The Bill of Rights – the first 10 amendments to the US Constitution – is meant to assert individual, legal and political rights. The Ninth Amendment states that not all rights are listed in the Constitution. It says: “The enumeration in the Constitution, of certain rights, shall not be construed to deny or disparage others retained by the people.”
Chandra added that overturning Roe and leaving abortion matters to the states would make fundamental rights unequal across the country.
“We’ll have a situation where someone in Texas is less free than someone in California, and Texas can retaliate against their own residents for daring to travel across state lines to exercise freedoms in California.

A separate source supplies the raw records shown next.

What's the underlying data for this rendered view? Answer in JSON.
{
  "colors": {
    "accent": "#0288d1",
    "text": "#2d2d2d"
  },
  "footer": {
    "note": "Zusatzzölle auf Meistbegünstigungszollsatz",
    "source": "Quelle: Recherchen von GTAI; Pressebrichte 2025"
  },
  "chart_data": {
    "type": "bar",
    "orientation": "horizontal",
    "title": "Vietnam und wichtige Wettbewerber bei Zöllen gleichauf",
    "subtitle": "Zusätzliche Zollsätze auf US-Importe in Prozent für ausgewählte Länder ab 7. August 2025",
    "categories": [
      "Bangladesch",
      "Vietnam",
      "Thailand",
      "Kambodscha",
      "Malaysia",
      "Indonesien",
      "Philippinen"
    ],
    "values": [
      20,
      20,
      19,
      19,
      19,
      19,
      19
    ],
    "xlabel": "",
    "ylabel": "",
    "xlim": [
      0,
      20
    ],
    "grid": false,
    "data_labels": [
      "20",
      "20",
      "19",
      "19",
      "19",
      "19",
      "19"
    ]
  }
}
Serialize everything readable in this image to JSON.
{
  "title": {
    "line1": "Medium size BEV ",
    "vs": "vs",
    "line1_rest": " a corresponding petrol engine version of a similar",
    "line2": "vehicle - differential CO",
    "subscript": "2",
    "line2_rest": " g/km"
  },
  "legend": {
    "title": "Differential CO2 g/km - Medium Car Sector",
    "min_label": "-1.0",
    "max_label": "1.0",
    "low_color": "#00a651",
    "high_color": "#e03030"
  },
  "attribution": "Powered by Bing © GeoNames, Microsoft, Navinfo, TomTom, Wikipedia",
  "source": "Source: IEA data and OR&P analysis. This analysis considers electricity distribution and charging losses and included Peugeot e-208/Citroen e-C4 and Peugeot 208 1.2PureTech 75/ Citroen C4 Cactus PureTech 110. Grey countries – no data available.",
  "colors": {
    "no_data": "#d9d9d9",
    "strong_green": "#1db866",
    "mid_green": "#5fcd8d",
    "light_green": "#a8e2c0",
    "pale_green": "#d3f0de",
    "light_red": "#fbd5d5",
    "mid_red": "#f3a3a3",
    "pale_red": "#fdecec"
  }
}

That’s where this is all headed,” he said.
For her part, Goodwin said the “overwhelming majority of rights that we hold dear” are not articulated specifically in the Constitution.
“The Constitution [enshrines] equality amongst all citizens,” she said. “Women and girls are citizens of this country and are to be afforded equality; they are to be afforded substantive due process and the recognition of their fundamental rights.”
The leak
While women’s rights advocates have focused most of their anger this week on the potential overturning of Roe v Wade, Republican ire has centred on the leaking of the draft opinion, which is unprecedented.
GOP Senator Ted Cruz said he was “flabbergasted” by the leak, speculating – without offering evidence – that “some angry left-wing law clerk” is behind it.
“This is the consequence of the Democrats’ rabidly partisan effort to undermine the court, to attack the court,” he told Fox News on Tuesday.
Chandra said the leak demonstrates how politicised the court has become, but he stressed that the real story is the draft ruling itself, not the fact that it was prematurely made public. “They are shouting ‘squirrel’, trying to distract us from just how odious the opinion is,” he said.
Lynne Rambo, a professor emerita at Texas A&M University School of Law, said the leak “increases the likelihood that the court will be seen as a political institution”.
“And that’s very bad for us – because the court is supposed to be an institution that’s free of political and public pressure,” she told Al Jazeera in a TV interview.
“Whether it will affect the justices’ deliberations in this case, I think there’s not a great likelihood of that, but in the future they will be aware that they are at risk of this kind of exposure and I do think that inhibits their discussion and ability to deliberate.”